Marcus watched darkly as she ran up the front stairs to the house. He followed in time to hear her being greeted by the butler, Simpkin, who was waiting for his mistress’s return in the entrance hall, despite the lateness of the hour. When Simpkin offered to fetch her abigail, Arabella shook her head.

“No, don’t disturb Nan’s rest,” she said tightly, throwing a wrathful glance over her shoulder at Marcus. “I can manage alone. I have done so for years.”

Without another word, she hurried up the staircase and disappeared down the corridor. A moment later, Marcus heard her bedchamber door slam with enough force to startle the very proper butler into an expression of alarm.

Chapter Eleven

How does a woman keep her heart safe?

– Arabella to Fanny

His own mood fierce, Marcus went directly to the study, where he poured himself a generous brandy in order to calm down.

He could understand Arabella’s dismay at learning of his past relationship with his former mistress. After her bitter experience with her libertine father and adulterous mother, fidelity in marriage was a monumental issue for her. But he intended to remain faithful to her once they were wed, and the fact that she doubted his word rankled badly.

It was, however, her vow to take other lovers after they married that enraged him. The thought of Arabella with another lover made Marcus see red.

Gulping a long, burning swallow of brandy, he forced himself to contain his ire. Arabella was not the kind of woman to forswear her marriage vows, and he was far too possessive to ever allow her to. He would keep her so busy in his own bed that she would never even think about wanting another lover.

Meanwhile, though, his campaign to win her had suffered a serious setback. He would have to intensify his efforts, Marcus knew.

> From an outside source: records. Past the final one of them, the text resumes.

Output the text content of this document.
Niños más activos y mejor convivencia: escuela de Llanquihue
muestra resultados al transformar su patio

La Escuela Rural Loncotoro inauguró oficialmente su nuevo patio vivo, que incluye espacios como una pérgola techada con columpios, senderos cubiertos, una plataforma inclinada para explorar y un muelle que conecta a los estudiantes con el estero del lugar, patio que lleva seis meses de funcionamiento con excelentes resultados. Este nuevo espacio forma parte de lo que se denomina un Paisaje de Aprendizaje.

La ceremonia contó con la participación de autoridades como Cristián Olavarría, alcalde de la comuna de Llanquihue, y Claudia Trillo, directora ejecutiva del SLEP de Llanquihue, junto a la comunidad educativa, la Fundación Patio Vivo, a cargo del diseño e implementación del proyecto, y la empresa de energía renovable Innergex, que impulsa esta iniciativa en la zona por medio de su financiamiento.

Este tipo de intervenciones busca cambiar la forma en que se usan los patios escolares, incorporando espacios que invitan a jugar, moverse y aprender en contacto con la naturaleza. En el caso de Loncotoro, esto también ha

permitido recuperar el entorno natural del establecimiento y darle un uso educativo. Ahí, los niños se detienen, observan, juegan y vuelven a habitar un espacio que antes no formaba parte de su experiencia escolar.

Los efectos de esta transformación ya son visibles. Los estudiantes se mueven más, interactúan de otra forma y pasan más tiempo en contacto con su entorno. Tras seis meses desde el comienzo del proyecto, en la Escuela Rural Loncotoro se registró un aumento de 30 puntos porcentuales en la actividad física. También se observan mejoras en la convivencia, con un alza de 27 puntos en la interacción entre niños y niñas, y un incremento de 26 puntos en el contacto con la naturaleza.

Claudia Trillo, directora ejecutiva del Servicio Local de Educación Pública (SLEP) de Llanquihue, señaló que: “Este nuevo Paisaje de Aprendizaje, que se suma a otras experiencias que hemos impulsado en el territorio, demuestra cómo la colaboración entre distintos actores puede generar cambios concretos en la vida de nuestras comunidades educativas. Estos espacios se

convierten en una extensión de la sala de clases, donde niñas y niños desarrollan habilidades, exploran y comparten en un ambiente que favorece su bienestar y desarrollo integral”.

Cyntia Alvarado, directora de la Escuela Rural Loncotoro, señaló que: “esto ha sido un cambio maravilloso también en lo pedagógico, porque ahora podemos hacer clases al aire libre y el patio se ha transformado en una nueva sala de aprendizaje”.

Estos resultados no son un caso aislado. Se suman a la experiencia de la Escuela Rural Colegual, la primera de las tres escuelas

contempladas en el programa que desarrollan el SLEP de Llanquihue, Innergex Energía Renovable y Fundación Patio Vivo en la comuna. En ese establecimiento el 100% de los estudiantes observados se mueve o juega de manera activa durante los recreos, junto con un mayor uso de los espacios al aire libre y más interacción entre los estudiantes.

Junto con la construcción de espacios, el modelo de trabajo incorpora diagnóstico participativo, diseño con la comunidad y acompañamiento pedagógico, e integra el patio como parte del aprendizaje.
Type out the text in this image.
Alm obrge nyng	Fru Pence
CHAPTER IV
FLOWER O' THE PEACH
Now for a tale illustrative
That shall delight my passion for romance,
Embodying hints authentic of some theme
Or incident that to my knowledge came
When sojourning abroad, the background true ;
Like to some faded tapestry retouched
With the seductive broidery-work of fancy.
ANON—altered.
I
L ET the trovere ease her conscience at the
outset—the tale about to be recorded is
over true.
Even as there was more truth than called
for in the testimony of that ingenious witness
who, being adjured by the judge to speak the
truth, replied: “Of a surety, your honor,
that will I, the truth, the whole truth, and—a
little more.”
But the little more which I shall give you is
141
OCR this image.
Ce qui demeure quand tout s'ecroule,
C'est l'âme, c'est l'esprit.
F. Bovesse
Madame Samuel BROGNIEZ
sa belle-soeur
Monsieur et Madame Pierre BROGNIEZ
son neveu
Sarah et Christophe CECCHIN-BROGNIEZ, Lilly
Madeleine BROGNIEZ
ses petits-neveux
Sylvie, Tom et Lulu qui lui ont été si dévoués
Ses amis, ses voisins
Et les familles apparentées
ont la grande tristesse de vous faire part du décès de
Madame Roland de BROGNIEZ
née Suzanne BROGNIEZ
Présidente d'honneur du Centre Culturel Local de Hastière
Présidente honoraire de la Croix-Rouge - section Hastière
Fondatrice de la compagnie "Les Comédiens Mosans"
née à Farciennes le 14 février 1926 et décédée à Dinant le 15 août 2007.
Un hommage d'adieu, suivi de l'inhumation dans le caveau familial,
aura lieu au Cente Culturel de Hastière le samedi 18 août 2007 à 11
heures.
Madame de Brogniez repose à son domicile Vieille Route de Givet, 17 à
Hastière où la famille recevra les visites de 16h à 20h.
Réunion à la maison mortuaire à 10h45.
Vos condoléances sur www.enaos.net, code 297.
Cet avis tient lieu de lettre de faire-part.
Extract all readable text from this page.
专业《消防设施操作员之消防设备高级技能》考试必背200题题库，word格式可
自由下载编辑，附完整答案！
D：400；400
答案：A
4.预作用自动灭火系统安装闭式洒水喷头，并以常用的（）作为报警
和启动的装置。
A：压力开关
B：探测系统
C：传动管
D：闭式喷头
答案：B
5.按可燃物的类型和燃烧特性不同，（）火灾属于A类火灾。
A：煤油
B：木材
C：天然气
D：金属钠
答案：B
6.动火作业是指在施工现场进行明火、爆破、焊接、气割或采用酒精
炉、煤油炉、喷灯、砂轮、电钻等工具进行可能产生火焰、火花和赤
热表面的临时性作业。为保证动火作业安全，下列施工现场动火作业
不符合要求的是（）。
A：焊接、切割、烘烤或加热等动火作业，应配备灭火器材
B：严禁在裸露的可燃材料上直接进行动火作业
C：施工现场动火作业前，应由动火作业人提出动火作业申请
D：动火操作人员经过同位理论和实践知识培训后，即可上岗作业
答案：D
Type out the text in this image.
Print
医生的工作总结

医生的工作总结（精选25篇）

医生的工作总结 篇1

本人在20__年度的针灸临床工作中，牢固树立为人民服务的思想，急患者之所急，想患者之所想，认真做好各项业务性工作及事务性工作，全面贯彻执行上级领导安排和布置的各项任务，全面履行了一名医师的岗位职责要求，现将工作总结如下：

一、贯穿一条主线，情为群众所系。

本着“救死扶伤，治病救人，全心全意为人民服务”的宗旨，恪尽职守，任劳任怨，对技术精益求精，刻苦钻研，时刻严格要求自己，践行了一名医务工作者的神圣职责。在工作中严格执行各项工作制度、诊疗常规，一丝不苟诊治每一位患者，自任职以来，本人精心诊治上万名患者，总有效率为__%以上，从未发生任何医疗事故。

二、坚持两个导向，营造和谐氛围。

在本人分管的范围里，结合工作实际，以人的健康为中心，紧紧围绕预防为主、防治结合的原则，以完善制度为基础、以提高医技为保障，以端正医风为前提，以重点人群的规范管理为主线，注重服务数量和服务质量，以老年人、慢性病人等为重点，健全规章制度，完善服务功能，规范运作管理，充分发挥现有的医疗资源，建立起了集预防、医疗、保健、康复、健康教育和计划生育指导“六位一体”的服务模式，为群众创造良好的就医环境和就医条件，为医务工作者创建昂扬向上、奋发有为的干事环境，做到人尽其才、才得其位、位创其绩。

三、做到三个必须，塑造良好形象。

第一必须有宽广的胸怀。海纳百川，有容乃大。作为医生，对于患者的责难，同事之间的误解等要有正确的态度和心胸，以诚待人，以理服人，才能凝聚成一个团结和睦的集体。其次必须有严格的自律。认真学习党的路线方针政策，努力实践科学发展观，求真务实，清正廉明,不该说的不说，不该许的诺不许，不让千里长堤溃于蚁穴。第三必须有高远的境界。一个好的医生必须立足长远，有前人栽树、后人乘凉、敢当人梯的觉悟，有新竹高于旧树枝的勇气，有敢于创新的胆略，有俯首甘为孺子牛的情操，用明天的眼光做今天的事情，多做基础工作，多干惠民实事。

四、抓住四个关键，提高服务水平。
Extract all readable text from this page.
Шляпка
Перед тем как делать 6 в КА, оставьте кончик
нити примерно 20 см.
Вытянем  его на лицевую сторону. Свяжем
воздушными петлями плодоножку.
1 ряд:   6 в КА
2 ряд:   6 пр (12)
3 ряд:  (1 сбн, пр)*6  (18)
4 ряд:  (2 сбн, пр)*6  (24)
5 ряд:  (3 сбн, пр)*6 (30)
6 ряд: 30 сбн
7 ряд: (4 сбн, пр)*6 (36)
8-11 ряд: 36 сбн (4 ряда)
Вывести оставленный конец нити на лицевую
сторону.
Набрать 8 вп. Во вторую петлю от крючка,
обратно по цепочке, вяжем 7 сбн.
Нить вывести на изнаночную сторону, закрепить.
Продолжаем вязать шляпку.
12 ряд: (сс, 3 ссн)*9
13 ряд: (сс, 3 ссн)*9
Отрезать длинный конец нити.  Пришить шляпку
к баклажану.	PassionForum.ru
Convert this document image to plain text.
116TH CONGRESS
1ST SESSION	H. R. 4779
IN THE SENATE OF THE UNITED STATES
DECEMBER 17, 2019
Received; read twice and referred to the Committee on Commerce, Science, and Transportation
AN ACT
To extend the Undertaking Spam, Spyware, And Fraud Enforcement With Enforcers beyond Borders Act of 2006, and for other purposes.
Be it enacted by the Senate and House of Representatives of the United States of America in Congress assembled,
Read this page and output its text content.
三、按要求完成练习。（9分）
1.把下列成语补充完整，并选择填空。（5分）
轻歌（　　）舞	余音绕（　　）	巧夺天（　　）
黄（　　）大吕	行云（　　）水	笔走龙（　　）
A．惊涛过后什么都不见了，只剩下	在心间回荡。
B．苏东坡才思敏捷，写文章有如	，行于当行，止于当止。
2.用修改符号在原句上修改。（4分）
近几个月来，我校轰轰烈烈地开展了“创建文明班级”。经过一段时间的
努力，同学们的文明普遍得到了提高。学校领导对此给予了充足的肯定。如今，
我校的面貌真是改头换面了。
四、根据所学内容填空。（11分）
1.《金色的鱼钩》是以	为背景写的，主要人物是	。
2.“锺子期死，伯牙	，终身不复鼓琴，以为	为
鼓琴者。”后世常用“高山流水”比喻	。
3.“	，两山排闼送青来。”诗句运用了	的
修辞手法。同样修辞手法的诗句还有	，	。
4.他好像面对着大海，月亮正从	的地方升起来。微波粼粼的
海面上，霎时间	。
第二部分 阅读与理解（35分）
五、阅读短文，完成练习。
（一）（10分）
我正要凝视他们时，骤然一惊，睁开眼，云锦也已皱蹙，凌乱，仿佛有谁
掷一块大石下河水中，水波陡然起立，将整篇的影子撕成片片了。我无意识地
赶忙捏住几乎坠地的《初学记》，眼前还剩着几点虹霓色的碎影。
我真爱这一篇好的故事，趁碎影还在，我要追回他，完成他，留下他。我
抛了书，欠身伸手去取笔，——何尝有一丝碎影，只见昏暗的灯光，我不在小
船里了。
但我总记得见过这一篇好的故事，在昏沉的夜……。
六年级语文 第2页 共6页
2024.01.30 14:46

Even so, he could be more tolerant of Arabella’s perspective. Her loathing of convenient marriages was based on fear. She was afraid of being hurt again, of being betrayed by a fickle suitor, of making herself too vulnerable to the pain and misery married couples could cause each other. He would have to show her that a union between them would be far, far different than her fatalistic expectations.

He wanted Arabella, had wanted her from the very first, and he would have her. As his countess, his wife, his lover.

Vowing not to be deterred, Marcus drained the last of his brandy and made his way upstairs to his bedchamber. The house was silent since the servants were long abed, but a wall sconce in the corridor had been left alight for his convenience, and so had a lamp in his room.

He shrugged out of his evening clothes, leaving them draped over a chair in his dressing room for his valet to care for in the morning. Not bothering to don a nightshirt since the spring night was only pleasantly cool, Marcus returned to his bedchamber and strode over to the bed, only to come to an abrupt halt.